The graph above shows the subjects’ age-group, according to race. The majority of subjects stopped were within the 26–35 age group across all races/ethnicities.
The graph above shows the subjects’ age-group, according to race. The majority of subjects stopped were within the 26–35 age group across all races/ethnicities.
The graph above displays the Terry Stops subjects’ age groups and whether they were carrying weapons.

What Subject Races are Most Stopped and are they Carry Weapons?

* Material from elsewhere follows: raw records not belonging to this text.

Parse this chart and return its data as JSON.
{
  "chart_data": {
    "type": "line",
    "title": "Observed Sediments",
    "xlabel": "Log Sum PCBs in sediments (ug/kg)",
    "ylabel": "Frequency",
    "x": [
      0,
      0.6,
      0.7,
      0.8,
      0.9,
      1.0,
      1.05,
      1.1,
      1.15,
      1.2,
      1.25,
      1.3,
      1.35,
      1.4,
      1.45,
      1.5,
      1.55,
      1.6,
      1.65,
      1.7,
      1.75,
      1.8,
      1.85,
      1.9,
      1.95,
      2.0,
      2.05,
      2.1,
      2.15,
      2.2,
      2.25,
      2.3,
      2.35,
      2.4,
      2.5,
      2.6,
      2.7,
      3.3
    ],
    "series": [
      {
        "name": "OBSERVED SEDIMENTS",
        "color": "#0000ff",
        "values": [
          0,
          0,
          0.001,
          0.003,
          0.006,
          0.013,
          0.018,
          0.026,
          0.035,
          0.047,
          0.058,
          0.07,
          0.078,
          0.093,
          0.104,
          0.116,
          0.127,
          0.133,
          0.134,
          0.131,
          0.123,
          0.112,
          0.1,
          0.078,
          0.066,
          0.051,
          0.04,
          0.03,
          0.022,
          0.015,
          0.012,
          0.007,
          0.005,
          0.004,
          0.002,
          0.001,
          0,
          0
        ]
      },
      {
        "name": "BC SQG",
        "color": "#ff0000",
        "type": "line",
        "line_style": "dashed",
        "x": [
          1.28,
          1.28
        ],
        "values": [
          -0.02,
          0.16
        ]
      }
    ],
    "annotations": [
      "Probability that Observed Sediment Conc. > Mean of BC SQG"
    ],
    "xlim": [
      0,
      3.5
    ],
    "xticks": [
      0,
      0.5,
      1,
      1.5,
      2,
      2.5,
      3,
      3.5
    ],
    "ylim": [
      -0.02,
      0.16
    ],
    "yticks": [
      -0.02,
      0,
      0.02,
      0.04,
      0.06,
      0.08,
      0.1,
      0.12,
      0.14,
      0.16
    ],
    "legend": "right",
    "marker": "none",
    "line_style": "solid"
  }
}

The graph above displays the Terry Stops subjects’ races and whether they were carrying weapons.

Model

Conclusions

A majority of Terry Stop subjects were White, immediately followed by Black/African-Americans. According to Seattle’s government website, Seattle’s African-American population is 6.8% of the whole population compared to Seattle’s White population that make up 68% of the whole. However, African-Americans make about 1/3 of Terry Stops. Across all races, the most stopped subjects were those belonging to the age group 26–35. This age group made up a third of the dataset and are also more likely to carry weapons on their person. As for officer demographics, a majority of officers were white men.

Recommendations

For the government of Seattle and the Seattle Police Department to better serve their citizens, I would recommend the following. First Seattle Police department should be hiring more officers belonging to minority communities and women as well. A majority of the Seattle PD are white men, which could cause problems in policing minority communities. Women officers can bring a new perspective to the police force, which would prove to be a good change. I would recommend Seattle PD to reallocate their weapons budget to advancing health care plans to include mental health services like therapy so that officers can better understand themselves and any biases they may have towards specific communities. Most Terry Stop subjects do not have weapons, so there is no need for officers to have so much military aid. With more focus on bettering police practices and the police themselves, there will be fewer lawsuits against officers for abuse of power, which saves Seattle a lot of money.

Future Work

This dataset contained a lot of NaN or incomplete information, so more data collection should be made before this analysis can be 100% approved. Many data columns had a majority of the data missing, so I did not use them in my study even though they could have provided some interesting insights. I would want more data collection to occur in minority communities because I am sure the Terry Stop data would be a lot different from this dataset.